In this new post-Brexit referendum reality, the UK is looking for new and creative ways to encourage trade around the world.
Britain’s export finance agency, which works alongside the Department for International Trade, has announced it will add Nigerian currency Naira to its roster of “pre-approved currencies.”
“(This announcement) supports increased trade relationships between Nigeria and the UK,” Laure Beaufils, UK Deputy High Commissioner to Nigeria, told CNN.
This means the UK government can now give finance support to Nigerian businesses in local currency; they will be able to provide guarantees in Naira for Nigerian projects.
“If you are a Nigerian business based in Nigeria that wants to buy tractors in the UK – and the UK seller agrees to sell to you in Naira – then you as the buyer in Nigeria can go to your local bank in Nigeria get a loan. But you will say to your bank in Nigeria: “This loan is going to be backed by the British government.”
“That’s much more likely to get you a loan to start with, but also the loan is in Naira which means you are managing the foreign exchange risk. You don’t have to worry about fluctuations in the foreign exchange to repay your loan,” Beaufils told CNN.
The agency has a total limit of £750 million which it can provide. They can give 85% funding to businesses purchasing a minimum of 20% British content.
New trade frontiers
The UK voted to leave the European Union on June 23 2016 and, as a result, the government is pushing an agenda to increase exports into Africa.
Last year it was reported by The Times of London that Liam Fox, the international trade secretary, planned to build improved links with African commonwealth nations.
However, the reach of this particular policy remains to be seen.

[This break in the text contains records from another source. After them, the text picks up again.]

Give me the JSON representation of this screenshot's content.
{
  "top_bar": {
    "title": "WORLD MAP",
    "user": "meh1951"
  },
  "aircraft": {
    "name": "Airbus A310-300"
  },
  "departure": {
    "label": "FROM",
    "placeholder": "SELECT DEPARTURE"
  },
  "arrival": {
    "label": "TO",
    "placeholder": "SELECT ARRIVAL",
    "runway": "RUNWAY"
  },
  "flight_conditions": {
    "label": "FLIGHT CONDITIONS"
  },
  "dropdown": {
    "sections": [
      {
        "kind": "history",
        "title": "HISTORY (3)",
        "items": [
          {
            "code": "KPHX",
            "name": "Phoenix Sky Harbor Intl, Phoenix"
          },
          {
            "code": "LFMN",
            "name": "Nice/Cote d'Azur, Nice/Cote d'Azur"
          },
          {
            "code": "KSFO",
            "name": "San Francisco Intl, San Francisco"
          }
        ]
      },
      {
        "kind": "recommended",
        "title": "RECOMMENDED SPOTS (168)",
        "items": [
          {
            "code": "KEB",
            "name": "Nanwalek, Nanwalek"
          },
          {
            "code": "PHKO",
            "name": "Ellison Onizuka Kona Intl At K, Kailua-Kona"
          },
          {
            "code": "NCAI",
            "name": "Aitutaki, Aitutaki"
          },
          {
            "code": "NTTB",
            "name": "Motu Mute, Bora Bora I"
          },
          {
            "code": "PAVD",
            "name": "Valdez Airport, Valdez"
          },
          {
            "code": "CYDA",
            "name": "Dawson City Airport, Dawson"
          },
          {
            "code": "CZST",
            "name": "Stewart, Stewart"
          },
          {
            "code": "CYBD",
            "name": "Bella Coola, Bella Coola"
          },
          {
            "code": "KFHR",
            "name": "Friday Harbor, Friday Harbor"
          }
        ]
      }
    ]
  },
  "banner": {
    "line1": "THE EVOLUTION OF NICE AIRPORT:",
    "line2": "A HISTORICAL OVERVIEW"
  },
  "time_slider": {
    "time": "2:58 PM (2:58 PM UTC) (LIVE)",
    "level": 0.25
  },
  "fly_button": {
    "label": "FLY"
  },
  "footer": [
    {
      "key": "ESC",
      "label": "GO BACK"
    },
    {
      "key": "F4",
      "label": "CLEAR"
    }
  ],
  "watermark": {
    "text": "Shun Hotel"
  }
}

“Ultimately, it will certainly help developing trade with the UK but it is likely to be a lengthy process,” Aurelian Mali, vice president and senior credit officer at Moody’s, told CNN.
Last year Nigeria emerged from recession, previously being hit hard by falling oil prices.
Naira becomes one of three West African currencies pre-approved by the British export finance agency.
According to the Observatory of Economic Complexity in 2015 China was the top origin of imports for Nigeria with a share of 35%. The UK was sixth, totaling 4.1%.
As Britain prepares leave the European Union, bolstering bilateral trade with countries like Nigeria could be increasingly on the cards.